If your notebook already lives in Colab (or you can upload it there), Colab has a built-in print-to-PDF path.

Steps:

  1. Open colab.research.google.com and sign in.
  2. File → Upload notebook and choose your .ipynb.
  3. Runtime → Run all to regenerate outputs.
  4. File → Print → choose "Save as PDF" as the destination.

Pros: Free, works on any device with a browser. Cons: You have to upload the notebook to Google's servers and wait for runtime to start. Page breaks are rough — long code cells and wide tables get clipped. Best for short notebooks.

Option 3 — HTML Export + Browser Print

A DIY path that works well if you already have nbconvert but not LaTeX.

Steps:

  1. Run jupyter nbconvert --to html notebook.ipynb locally (or use an online nbconvert host).
  2. Open the resulting HTML file in your browser.
  3. Cmd/Ctrl + P → "Save as PDF".

Pros: Total control over the output via print CSS. Works offline once you have the HTML. Cons: Requires Python locally for the first step. Cell numbering doesn't always survive. You'll likely need to hand-tweak CSS for wide tables and large figures.

Handling Common Notebook Features

Whichever online path you choose, here's how to make sure your notebook's trickier elements convert cleanly.

Matplotlib Charts

Save figures explicitly with a reasonable DPI before exporting:

plt.savefig("chart.png", dpi=150, bbox_inches="tight")

Online converters will pick up the embedded image. Avoid relying on interactive %matplotlib widget outputs — those don't translate to PDF.

Plotly Figures

Plotly's interactive widgets don't survive PDF conversion. Convert to static first:

import plotly.io as pio
pio.write_image(fig, "plot.png", width=1200, height=600, scale=2)

Wide pandas DataFrames

Long tables get clipped in any PDF. Trim before exporting:

df.head(50).to_html("table.html")
# Or limit columns
df.iloc[:, :10].head(50)

LaTeX Math

KaTeX-rendered math converts cleanly to PDF on most online converters, including ipynbtopdf.org. Just make sure your $...$ and $$...$$ delimiters are correctly paired.

Code Cells with Long Lines

Wrap long lines manually or use textwrap:

import textwrap
print(textwrap.fill(long_string, width=72))

Most online converters will clip lines beyond ~120 characters.

Privacy Considerations

When you upload a notebook to any online service, you're trusting them with its contents. Things to check:

  1. HTTPS everywhere. If the site doesn't have a valid TLS certificate, leave immediately.
  2. Deletion policy. Look for explicit statements about automatic deletion. ipynbtopdf.org deletes files after conversion — look for the same commitment anywhere else.
  3. No third-party analytics on file contents. Some shady converters pipe uploaded files through analytics services. Stick with purpose-built tools.
  4. Your data sensitivity. If the notebook contains PII, financial data, or anything covered by NDA/HIPAA/GDPR, use a local converter instead.

Mobile / Tablet Workflow

Online conversion is the only realistic path on iOS and Android. The workflow is identical to desktop:

  1. Open ipynbtopdf.org in Safari (iOS) or Chrome (Android).
  2. Use the file picker to choose a .ipynb from Files / Google Drive / iCloud.
  3. Download the PDF back to Files.

This is genuinely useful for reviewing notebooks on the go — you can convert a colleague's notebook on your phone during a commute.
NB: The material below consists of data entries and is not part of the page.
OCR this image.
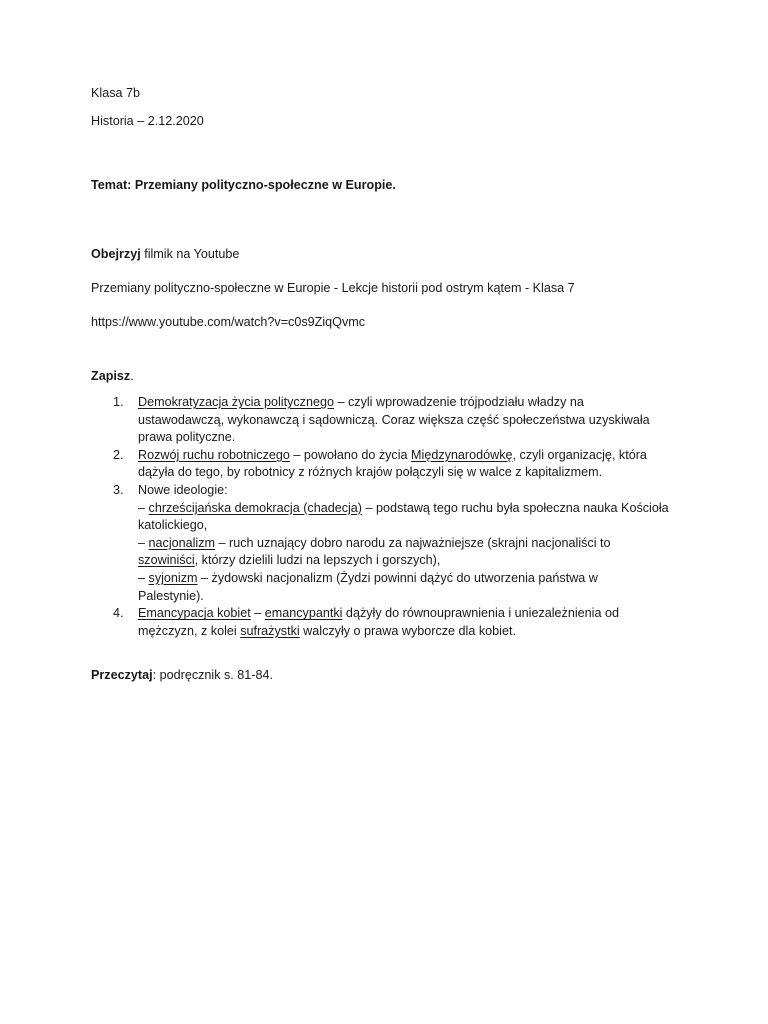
Klasa 7b
Historia – 2.12.2020
Temat: Przemiany polityczno-społeczne w Europie.
Obejrzyj filmik na Youtube
Przemiany polityczno-społeczne w Europie - Lekcje historii pod ostrym kątem - Klasa 7
https://www.youtube.com/watch?v=c0s9ZiqQvmc
Zapisz.
1. Demokratyzacja życia politycznego – czyli wprowadzenie trójpodziału władzy na
ustawodawczą, wykonawczą i sądowniczą. Coraz większa część społeczeństwa uzyskiwała
prawa polityczne.
2. Rozwój ruchu robotniczego – powołano do życia Międzynarodówkę, czyli organizację, która
dążyła do tego, by robotnicy z różnych krajów połączyli się w walce z kapitalizmem.
3. Nowe ideologie:
– chrześcijańska demokracja (chadecja) – podstawą tego ruchu była społeczna nauka Kościoła
katolickiego,
– nacjonalizm – ruch uznający dobro narodu za najważniejsze (skrajni nacjonaliści to
szowiniści, którzy dzielili ludzi na lepszych i gorszych),
– syjonizm – żydowski nacjonalizm (Żydzi powinni dążyć do utworzenia państwa w
Palestynie).
4. Emancypacja kobiet – emancypantki dążyły do równouprawnienia i uniezależnienia od
mężczyzn, z kolei sufrażystki walczyły o prawa wyborcze dla kobiet.
Przeczytaj: podręcznik s. 81-84.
Which Option Should You Pick?

SituationBest online method
Just need a PDF, no constraintsipynbtopdf.org
Notebook already in ColabColab's File → Print
Want to hand-tweak print CSSHTML export + browser print
Sensitive data, no uploads allowedUse a local method instead

Conclusion

For the vast majority of users, a dedicated online converter is the right answer: nothing to install, works everywhere, produces a clean PDF in seconds. Colab and browser-print are useful fallbacks, but they come with more friction and lower output quality. Whatever you pick, the tips above will help your notebook's charts, tables, and math survive the conversion intact.